BROWN: Did you go to Rikers?

KARAN: No. It’s a serious working prison. The writers did research, but we couldn’t film there. We did work at a corrections facility in Queens. Some of the scenes were shot there, but we were sectioned off from the actual working part of the prison. I’ll tell you, it looked like hell on earth. I’m not saying that prisons should be a holiday camp, but I feel very strongly that they should be places where people come out and don’t commit more crimes—they don’t get criminalized in prison, they actually get rehabilitated. If you’re going to let people out of the prison system and they’ve become more criminalized, that’s going to put us all in danger. It has to be somewhere where people can change for the better. A person accused of a small crime, petty theft, could spend six months in prison and become criminalized—in effect they’ve served a jail sentence, and they’re innocent. That’s unfair. That goes against our instincts for justice.

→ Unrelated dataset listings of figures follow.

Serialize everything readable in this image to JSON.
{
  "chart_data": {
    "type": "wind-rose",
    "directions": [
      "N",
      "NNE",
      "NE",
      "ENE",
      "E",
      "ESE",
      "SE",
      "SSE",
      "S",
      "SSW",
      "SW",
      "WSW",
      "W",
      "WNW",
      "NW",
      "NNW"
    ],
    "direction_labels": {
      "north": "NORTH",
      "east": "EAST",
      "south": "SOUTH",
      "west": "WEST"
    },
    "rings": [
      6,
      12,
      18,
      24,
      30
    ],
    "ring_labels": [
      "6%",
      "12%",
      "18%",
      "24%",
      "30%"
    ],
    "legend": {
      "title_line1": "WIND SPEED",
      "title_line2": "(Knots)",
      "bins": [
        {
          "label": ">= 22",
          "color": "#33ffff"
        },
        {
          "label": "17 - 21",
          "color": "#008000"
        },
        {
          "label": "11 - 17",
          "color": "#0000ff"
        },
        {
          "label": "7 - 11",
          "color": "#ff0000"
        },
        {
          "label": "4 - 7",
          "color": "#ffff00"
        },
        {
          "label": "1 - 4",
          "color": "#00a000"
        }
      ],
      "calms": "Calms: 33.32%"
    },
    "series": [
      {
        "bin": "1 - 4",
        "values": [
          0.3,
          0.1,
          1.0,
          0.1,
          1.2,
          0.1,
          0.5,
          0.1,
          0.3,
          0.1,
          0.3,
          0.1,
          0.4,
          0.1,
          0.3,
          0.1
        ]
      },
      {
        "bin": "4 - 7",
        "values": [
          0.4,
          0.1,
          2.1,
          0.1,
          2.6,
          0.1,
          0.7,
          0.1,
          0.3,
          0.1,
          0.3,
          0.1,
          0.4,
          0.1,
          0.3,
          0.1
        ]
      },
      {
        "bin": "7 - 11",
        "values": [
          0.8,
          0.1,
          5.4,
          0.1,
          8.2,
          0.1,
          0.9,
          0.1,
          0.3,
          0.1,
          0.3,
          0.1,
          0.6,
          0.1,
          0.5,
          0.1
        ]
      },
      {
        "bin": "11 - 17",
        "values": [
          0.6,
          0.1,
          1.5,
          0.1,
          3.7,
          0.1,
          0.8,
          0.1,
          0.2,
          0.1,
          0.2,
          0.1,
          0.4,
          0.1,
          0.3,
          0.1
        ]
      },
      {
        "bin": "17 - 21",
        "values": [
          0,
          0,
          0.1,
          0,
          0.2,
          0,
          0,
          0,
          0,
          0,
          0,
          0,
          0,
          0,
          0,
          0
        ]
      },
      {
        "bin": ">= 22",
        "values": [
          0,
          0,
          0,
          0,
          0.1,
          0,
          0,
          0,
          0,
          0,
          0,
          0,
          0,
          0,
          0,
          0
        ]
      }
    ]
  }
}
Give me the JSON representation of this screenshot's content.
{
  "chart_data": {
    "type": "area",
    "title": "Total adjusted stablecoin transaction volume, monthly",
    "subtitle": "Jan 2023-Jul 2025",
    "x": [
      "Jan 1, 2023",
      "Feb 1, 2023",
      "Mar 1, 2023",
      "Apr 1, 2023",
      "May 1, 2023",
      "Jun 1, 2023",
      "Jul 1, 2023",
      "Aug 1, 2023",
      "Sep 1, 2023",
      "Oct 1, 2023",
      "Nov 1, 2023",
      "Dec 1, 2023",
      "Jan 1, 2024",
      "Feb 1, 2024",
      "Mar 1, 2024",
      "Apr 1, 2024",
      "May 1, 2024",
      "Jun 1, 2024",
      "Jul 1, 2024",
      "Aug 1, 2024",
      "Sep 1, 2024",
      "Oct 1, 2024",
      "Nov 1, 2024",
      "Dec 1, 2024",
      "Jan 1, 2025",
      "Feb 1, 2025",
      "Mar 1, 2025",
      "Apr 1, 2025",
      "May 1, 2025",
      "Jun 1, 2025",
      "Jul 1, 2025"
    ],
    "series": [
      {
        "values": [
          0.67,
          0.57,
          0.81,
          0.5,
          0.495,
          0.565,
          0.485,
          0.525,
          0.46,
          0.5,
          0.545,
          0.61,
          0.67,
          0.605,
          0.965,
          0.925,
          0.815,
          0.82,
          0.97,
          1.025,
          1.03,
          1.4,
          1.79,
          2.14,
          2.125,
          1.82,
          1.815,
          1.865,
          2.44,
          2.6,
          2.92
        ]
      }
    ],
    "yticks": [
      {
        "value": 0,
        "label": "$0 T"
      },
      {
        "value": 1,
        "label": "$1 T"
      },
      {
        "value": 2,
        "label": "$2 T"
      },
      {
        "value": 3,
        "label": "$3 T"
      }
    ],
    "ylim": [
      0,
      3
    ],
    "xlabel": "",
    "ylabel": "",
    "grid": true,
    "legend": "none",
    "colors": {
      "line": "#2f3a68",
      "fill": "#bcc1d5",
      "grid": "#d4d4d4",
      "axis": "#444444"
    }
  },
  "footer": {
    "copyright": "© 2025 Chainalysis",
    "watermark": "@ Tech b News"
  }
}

BROWN: Did you have an opinion on the justice system before doing the show and did it change at all?

KARAN: It was an education for me. I didn’t realize that people are put in this awful moral dilemma of pleading to lesser crimes so that they have a chance of not spending the rest of their life in prison. They’re encouraged to plead guilty to lesser crimes because they don’t trust the jury to deliver a fair verdict. I did not realize how unfair the justice system was, from how juries vote and think of things—how predisposed they are—to the amount of time you’re kept in a dangerous prison when you’re awaiting trial. Even when you’re waiting to hear if you’ve made bail or not, you’re kept in a prison for weeks, months. I had no idea of the horrors of prison. I had no idea of the gang affiliations, the drugs, the violence—all of it. I had some idea, but this is completely counterproductive to society.

BROWN: There’s a pivotal moment where Nas asks Chandra, “What would you do if you were me?” And she tells him to plead not guilty if he didn’t do it. Is that the advice you would give someone in that situation?

KARAN: If I was Chandra and I were giving Nas legal advice, no, I wouldn’t. Because of the way the jury is predisposed. Because of his racial profiling, if I’m honest, and the reality of that situation. Also, in this particular case, the pile of evidence that is stacked up goes hugely against him. He tried to run away when he was arrested. He ran from the house. He’s got the murder weapon in his pocket. That does not look good for him. With that mountain of evidence, we don’t have a strong case in front of a jury at all, but that’s the system we’re operating in. The lawyers are trying to do the best they can within a system. If we could change the rules of the system to make it more fair, to make it more humane, and to rehabilitate prisoners, I don’t think I’d be saying that to you right now.